What is Equity?

A question we are regularly asked when talking to clients about IVAs is What is Equity?

For any homeowner thinking of entering into an IVA, this question is crucial, as understanding how the equity in your property might be affected by an IVA will, no doubt, be of grave concern.

What Is Equity?

Equity is the term used to describe the value a person would still retain if they sold their property and settled all outstanding loans and charges borrowed against it.

  • Property Value – (Mortgage + Secured Loan) = Equity

Equity is, therefore, the value of ownership a person has in a property or asset.

Why is equity important in the insolvency process?

Understanding why equity plays such an important part in the insolvency process is essential if you hope to protect it.

Being one step ahead of your creditors will give you the advantage you need to protect yourself and your equity from any legal actions being planned against you.

Because, to a creditor, equity represents a valid target when faced with a homeowner who can't repay their debt.

Creditors' legal rights

Under the Consumer Credit Act 1974, unsecured creditors have the right to take legal action against someone who breaks the terms of their credit agreement.

There's a complex path through the Courts that must be followed but, ultimately, an unsecured creditor could make a homeowner bankrupt if they were unable to repay their debt.

This is significant, because understanding the extent to which a creditor could go in pursuit of an unpaid debt helps explain why an IVA must provide a better return to the creditor than they would receive through bankruptcy proceedings.

Offering to repay more through an IVA acts as a deterrent against bankruptcy action being taken by the creditor.

Please note: When a property is owned by more than one person, it is only the equity owned by the insolvent party that will be taken in to account and creditors can lay no claim upon it.
Any equity owned by the co-owner(s) will be protected and form no part of an insolvency process. For a clearer description of how equity within a jointly owned property will be calculated, please call 0800 088 7503.

Why is equity important in an IVA?

In order to qualify for an IVA the applicant must be 'insolvent'. This means their assets must have less value than their outstanding debts.

Therefore, if an IVA applicant owns enough equity in a property to cover the amount they owe, they won't qualify for the IVA on the grounds they are not insolvent.

But if the applicant owns less equity than their outstanding debt they will be insolvent and, as a result, the IVA will protect that equity from any legal action creditors might take.

What happens to my equity in an IVA.

A major advantage of the IVA over bankruptcy is that, under the terms of the IVA, only a limited amount of equity must be surrendered into the IVA.

This limit is capped at a maximum 85% of the property's value.
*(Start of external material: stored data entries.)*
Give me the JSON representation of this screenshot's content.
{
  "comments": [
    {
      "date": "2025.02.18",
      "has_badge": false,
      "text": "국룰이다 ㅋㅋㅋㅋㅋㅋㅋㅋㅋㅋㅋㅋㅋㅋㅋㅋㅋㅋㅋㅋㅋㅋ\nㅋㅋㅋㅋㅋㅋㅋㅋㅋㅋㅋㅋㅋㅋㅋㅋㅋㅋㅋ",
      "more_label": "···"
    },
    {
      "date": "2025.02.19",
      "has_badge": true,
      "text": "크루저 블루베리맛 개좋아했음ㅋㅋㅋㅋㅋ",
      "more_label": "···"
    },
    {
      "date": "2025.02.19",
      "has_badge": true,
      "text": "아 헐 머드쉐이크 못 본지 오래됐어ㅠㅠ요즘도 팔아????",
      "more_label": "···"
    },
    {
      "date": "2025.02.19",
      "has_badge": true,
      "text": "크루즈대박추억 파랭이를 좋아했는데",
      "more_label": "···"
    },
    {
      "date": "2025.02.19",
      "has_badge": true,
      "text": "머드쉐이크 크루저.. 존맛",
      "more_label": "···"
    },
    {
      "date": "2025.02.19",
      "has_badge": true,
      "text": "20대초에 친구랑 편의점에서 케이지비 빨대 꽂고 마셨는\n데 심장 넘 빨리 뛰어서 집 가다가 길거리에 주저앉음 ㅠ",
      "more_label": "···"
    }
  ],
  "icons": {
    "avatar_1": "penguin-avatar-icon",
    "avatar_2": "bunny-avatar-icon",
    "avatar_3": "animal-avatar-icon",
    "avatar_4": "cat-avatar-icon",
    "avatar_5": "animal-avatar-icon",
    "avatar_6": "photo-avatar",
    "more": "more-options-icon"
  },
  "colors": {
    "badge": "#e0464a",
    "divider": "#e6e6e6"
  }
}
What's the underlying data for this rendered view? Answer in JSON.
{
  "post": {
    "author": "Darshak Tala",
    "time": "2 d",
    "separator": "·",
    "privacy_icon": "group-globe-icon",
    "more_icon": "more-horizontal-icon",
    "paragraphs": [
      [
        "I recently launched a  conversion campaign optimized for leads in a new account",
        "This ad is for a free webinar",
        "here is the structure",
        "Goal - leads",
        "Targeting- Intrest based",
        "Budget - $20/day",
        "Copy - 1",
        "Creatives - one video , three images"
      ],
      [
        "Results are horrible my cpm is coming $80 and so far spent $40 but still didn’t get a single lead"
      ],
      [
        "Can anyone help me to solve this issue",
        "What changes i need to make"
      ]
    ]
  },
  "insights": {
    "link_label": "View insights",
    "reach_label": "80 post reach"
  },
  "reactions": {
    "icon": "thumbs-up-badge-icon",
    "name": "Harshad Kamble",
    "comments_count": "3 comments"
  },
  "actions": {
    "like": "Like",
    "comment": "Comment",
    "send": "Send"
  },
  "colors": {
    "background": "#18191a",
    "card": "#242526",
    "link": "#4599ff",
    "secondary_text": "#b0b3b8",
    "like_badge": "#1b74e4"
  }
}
Furthermore, there are other limitations on creditors expectations which relate to the costs of a re-mortgage and the term over which a re-mortgage can be taken.

But by far the most important factor limiting equity release is that of the Loan To Value (LTV) ratio for people in an IVA, caused by their damaged credit rating.

At present the highest available LTV for an IVA candidate is set at 50% LTV.

This means the most an IVA candidate could raise in borrowings against their property at present is only half the value of the property.

For example: If the existing mortgage is greater than half the value of the property, the equity could not be released which, in turn, would mean the equity would be beyond the reach of the creditors and would be safe.

The IVA equity clause

In situations such as that described above, the creditors would invoke the IVA equity clause.

This clause extends the IVA term for 12 months in the event that more than £5,000 equity exists in a property, but it can't be released for whatever reason.

What happens to my equity in bankruptcy?

If you are made bankrupt, control and ownership of all your assets is passed to the Official Receiver.

They are tasked with liquidating any equity, through a forced sale if necessary, to release the equity for the benefit of the creditors.

100% of the bankrupt's equity is taken, but equity owned by other parties is returned to them.

The final outcome will be less favorable for the creditors than you might think, as the Official Receiver costs are enormous.

So bankruptcy takes 100% of the equity yet pays creditors very little in return. No good for either party.